Ian Gilson, FACP, a primary care internist from a multidisciplinary clinic in Milwaukee, told us about a 44-year-old married professional woman scheduled as his last appointment on a Monday evening. She had a history of asthma and depression, and came in nearly one year after her last appointment because she was running out of her asthma medication and SSRI. The depression was chronic and had been quite well controlled on fluoxetine, a “legacy prescription” given to her years before she came under Dr. Gilson's care.
When Dr. Gilson asked about her depression, the patient curtly said she was “so-so.” He told us that her tone gave a clear message: “Let's move on.” Dr. Gilson then explored how she was coping with her asthma; she said she was doing well on her current medications. He raised again the issue of her single daily cigarette, which was a long-standing topic of conversation.
Normally, the visit would have ended there, with Dr. Gilson renewing her prescriptions and scheduling a follow-up appointment. “But something about that reply of ‘so-so’ bothered me,” he said. Dr. Gilson has a special interest in mental health, and three days before he saw this patient, he had led a focus group on suicide prevention in primary care medicine. “The consequences of severe depression were very much in my mind,” he said.
Retrieving thoughts about a situation based on a recent experience or a dramatic memory is termed an “availability bias.” This shortcut or heuristic likely evolved as a way to adapt successfully to decision making under time pressure and uncertainty. The availability shortcut in thinking can lead us astray, as we have written, but it can also work to our advantage in certain situations.
Dr. Gilson, then, was especially primed to pay particular attention to his patient's mood. She had signaled strongly that she didn't want to discuss her depression further. So he took another approach: He gave her a PHQ-9 form, which has questions that provide insight into the severity of depression and risk of suicide. “I left her alone in the room with the form for a few minutes,” Dr. Gilson said. “When I returned I was surprised to see a high depression score, including anhedonia and self-worth, but I was most alarmed to see her score on question 9, self-harm thinking of suicide more often than not.”
Debra Roter, PhD, a professor of health policy and management at Johns Hopkins University, works with Judith Hall, PhD, a professor of social psychology at Northeastern University. They have analyzed literally thousands of videotapes and live interactions between patients and doctors of many types. Their work provides deep insight into physician-patient communication. They are particularly focused on how a doctor responds to his patient's emotions, and how this response guides the types of questions he asks, and in what tone.
Drs. Roter and Hall conclude that the physician should seek “patient activation and engagement.” As Dr. Roter explained in How Doctors Think, the idea is to make the patient feel free, if not eager, to speak and participate in dialogue. Many patients are gripped by fear and anxiety; some also carry shame about their disease. Dr. Roter emphasized that even if the doctor asks the right questions, “The patient may not be forthcoming because of his emotional state. The goal of a physician is to get the story, and to do so he has to understand patients' emotions” (How Doctors Think, pages 17-18).
Dr. Gilson gave his patient time alone with the PHQ-9 form, which seemed to allow her to focus on her feelings. Her written answer served as an opening to an in-depth discussion that uncovered what was hidden. “She had suicidal ideation for months, imagining asphyxiation or taking a drug overdose. I also learned that she had a history of suicide attempts as an adolescent, and was feeling detached from her husband and her child.”

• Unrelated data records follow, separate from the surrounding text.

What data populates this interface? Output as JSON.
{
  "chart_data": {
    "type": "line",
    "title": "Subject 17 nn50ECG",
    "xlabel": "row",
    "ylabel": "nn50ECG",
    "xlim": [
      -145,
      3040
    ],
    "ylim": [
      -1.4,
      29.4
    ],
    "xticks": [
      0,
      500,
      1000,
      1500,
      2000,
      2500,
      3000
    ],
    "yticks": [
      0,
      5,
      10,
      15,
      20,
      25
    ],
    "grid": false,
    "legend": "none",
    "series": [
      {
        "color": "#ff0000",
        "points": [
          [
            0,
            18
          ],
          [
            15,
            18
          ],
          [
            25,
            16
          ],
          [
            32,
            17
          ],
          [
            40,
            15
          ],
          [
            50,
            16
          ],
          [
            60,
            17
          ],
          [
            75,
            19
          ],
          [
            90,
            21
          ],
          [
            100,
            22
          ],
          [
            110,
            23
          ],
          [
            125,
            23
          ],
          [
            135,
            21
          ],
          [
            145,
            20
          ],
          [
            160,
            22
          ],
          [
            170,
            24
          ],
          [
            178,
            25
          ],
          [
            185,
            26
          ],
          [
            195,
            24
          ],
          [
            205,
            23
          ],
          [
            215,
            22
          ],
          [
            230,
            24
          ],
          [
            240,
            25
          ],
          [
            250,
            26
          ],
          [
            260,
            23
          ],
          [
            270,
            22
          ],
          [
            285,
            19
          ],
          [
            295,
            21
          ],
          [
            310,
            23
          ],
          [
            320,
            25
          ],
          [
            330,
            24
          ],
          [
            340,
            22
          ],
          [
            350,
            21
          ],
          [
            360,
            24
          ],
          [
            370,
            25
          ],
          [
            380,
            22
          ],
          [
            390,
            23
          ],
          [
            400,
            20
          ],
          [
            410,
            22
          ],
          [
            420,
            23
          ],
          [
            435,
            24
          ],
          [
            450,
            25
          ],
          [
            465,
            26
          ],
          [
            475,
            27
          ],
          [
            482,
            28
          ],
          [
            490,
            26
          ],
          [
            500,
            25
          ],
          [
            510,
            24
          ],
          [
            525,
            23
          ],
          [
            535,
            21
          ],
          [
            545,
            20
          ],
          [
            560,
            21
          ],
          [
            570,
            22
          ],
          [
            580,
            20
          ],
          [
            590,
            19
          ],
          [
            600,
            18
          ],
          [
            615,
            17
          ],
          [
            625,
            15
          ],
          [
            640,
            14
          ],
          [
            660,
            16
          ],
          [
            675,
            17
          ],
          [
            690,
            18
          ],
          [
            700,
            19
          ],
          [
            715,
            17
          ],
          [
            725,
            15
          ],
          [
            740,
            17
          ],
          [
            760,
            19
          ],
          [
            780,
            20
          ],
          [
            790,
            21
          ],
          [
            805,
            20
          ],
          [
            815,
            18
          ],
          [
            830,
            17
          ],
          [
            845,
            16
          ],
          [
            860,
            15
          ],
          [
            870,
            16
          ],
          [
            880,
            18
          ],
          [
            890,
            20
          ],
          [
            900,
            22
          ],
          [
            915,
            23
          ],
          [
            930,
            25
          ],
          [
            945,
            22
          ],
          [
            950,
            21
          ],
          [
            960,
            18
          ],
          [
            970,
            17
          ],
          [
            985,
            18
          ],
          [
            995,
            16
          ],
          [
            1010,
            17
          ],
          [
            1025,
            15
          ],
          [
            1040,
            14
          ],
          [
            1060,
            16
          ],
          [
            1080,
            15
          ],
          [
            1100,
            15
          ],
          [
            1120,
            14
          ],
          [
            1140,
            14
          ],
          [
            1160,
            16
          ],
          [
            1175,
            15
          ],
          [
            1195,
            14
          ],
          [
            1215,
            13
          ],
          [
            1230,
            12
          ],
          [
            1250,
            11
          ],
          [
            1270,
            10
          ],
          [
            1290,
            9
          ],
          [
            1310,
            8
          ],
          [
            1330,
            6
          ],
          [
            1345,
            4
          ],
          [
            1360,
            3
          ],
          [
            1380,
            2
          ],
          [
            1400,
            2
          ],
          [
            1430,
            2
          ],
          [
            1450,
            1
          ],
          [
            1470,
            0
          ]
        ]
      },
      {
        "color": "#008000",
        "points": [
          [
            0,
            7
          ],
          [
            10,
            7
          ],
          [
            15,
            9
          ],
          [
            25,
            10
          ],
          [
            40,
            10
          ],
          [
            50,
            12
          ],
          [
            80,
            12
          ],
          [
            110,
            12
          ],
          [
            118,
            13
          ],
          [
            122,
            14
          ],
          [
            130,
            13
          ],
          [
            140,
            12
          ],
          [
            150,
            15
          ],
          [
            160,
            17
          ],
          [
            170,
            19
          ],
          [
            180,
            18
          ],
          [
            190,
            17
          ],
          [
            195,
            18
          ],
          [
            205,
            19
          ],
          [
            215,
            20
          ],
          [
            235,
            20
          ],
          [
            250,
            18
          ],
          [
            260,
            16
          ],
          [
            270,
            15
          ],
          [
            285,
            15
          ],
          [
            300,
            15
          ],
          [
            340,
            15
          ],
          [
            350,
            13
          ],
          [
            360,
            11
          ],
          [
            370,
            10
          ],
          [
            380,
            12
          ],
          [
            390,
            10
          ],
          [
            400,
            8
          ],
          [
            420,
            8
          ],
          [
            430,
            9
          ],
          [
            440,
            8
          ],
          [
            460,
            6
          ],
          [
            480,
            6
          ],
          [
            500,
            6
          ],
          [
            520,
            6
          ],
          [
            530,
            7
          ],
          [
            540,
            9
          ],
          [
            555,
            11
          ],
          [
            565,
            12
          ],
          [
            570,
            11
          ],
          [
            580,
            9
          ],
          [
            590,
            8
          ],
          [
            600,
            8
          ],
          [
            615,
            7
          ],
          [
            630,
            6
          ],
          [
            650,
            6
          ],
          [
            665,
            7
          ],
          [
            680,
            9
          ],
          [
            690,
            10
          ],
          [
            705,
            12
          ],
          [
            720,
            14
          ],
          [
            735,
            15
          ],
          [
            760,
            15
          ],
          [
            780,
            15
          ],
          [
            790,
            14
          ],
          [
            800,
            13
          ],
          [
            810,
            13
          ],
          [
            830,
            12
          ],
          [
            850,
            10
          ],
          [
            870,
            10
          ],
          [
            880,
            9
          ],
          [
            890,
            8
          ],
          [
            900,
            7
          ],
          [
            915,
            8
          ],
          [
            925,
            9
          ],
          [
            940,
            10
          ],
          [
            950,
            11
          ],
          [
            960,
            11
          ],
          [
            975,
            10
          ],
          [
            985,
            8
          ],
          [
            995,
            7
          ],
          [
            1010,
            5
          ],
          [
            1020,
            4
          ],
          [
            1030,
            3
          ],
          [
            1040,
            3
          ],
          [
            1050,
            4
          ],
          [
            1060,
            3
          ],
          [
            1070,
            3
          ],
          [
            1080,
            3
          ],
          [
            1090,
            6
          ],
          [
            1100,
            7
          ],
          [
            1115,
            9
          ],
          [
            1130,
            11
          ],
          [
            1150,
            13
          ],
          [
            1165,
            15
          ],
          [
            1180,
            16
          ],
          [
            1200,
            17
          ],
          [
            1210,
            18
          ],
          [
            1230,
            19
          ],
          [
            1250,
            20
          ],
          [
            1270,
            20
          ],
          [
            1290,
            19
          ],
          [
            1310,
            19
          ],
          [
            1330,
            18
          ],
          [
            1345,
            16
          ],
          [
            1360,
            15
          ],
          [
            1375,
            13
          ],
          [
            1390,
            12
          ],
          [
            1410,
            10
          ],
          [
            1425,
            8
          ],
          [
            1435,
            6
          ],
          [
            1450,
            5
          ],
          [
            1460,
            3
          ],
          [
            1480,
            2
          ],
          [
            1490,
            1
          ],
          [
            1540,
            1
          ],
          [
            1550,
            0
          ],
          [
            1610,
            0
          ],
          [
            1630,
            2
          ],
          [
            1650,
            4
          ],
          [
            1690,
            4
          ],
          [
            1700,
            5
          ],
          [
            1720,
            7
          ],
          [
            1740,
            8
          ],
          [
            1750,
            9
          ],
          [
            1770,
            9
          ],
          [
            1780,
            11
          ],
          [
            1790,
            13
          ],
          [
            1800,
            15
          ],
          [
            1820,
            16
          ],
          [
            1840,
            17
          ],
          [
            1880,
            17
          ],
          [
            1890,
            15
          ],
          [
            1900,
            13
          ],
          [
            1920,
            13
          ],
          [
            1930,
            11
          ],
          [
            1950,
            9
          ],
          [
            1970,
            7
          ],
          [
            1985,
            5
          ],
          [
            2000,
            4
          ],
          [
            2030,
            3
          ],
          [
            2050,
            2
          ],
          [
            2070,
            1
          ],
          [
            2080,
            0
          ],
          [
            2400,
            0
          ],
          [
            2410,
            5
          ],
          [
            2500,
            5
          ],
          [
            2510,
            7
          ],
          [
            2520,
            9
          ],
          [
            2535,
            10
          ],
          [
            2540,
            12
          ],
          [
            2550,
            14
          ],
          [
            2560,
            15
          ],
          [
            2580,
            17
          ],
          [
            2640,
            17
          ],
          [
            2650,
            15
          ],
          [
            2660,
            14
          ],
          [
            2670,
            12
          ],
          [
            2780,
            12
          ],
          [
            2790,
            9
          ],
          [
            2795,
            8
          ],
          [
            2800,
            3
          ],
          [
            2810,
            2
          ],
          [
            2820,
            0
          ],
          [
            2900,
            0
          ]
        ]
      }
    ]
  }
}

Dr. Gilson recommended she increase her dose of fluoxetine, which she did, and referred her urgently to a psychiatric nurse practitioner skilled in treating refractory depression. The patient left a message the next day thanking him for the referral.
Dr. Gilson was primed to pay attention to the answer of “so-so” delivered in a tone meant to change the subject. He was able to prompt and encourage this woman to open up to him despite the fear and anxiety that likely inhibited her initially. “It is fortunate that I gave her the PHQ-9 form and paid attention to the result. It was key to probably aborting a potential suicide.”
The timing of the patient's visit was also fortunate. “Had I been running behind, as I so often am, and had she not been one of the last patients in the evening, I may well have skipped it and missed a crucial diagnosis.” We have written before about how time pressure increasingly affects how we all deliver care.
It is not only psychiatric symptoms that patients may be reluctant to discuss due to fear and anxiety. In our own practices, we have been struck by how often patients may mention, almost in passing, a lump in the breast or the chest pain they had climbing stairs as they are leaving the appointment, with “one foot out the door.”
Physicians need not only to be attuned to the reality that patients may have a hidden agenda, but also to have various strategies to try to unmask that agenda and the time to address issues raised. This can be especially difficult in a busy primary care practice. Despite this challenge, it is deeply gratifying to the clinician to uncover a patient's hidden agenda. “I've been practicing for a long time,” Dr. Gilson told us, “and I still love to do it.”